Zaman menuntut itu. Perkembangan teknologi digital, terutama media sosial, telah mengubah lanskap industri media secara drastis.  Membalik-balik. Gempuran informasi terasa begitu cepat. Sistematis, masif, dan terstruktur. Kondisi ini menjadikan pers dan wartawan menghadapi tantangan begitu besar untuk tetap relevan dan dipercaya. Serta bertahan.

Media sosial telah menjadi sumber informasi utama bagi begitu banyak orang. Laporan Reuters Institute Digital News Report 2023, lebih dari 70 persen responden di seluruh dunia mengakses informasi dan berita melalui media social seperti Facebook, Twitter (X), Instagram, dan TikTok. Menggeser peran media konvensional yang dulu menjadi gatekeeper utama informasi.

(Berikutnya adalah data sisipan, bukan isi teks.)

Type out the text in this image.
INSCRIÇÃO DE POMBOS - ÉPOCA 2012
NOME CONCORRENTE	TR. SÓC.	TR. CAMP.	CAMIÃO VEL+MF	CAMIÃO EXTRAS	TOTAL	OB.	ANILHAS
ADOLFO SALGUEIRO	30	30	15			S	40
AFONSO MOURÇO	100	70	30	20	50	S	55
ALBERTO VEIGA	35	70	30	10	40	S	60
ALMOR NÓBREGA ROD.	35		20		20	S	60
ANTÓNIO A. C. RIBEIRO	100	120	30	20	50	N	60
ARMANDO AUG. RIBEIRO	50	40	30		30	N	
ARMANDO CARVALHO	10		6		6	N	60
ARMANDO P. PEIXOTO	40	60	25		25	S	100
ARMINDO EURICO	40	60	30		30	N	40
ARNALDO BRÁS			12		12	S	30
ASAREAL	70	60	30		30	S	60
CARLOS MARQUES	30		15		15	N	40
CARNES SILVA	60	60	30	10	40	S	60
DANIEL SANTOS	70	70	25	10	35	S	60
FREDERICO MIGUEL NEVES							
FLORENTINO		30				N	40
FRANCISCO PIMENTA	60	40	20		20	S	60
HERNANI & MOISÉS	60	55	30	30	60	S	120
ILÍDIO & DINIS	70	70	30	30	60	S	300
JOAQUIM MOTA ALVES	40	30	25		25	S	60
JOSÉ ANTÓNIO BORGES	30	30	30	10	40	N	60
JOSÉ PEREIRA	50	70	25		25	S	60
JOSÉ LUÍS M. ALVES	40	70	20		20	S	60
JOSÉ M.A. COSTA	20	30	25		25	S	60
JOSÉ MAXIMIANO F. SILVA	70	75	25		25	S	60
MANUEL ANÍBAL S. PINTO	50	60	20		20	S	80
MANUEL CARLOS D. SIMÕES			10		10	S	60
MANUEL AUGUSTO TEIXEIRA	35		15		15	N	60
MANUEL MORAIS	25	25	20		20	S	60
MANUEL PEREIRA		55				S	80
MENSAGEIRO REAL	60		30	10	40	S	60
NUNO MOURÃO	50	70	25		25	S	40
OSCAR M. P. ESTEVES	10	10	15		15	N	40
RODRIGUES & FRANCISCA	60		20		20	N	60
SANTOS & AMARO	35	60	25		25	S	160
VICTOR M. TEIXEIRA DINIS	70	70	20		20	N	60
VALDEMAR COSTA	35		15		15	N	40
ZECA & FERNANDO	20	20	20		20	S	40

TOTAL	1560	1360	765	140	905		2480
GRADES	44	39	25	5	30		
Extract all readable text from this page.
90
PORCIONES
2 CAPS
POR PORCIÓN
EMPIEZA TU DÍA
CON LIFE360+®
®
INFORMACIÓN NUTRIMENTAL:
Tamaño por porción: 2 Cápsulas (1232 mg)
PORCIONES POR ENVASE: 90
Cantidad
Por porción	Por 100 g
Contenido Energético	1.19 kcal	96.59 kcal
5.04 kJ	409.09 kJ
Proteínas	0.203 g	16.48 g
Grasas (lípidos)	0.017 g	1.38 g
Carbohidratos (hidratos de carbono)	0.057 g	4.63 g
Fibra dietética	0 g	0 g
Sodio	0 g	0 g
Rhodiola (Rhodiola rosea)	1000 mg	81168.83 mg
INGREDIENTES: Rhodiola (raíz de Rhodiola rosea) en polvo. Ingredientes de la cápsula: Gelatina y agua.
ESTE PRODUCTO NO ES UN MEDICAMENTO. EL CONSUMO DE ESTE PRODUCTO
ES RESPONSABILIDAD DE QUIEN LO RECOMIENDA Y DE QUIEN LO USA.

Jangan heran di rumah sekarang, suami, istri, dan anak-anak sibuk dengan ”setan gepengnya” masing-masing. Istri di kamar satu, suami di kamar lainnya, sementara anak di kamarnya sendiri juga, tidak lagi banyak bertegur sapa. Sibuk berdialog dengan teman mayanya masing-masing. Bahkan, karena sedang asyik-asyiknya dan malas keluar kamar, terkadang satu rumah pun berkomunikasi lewat handphone. Ada yang begitu? Wonge teko..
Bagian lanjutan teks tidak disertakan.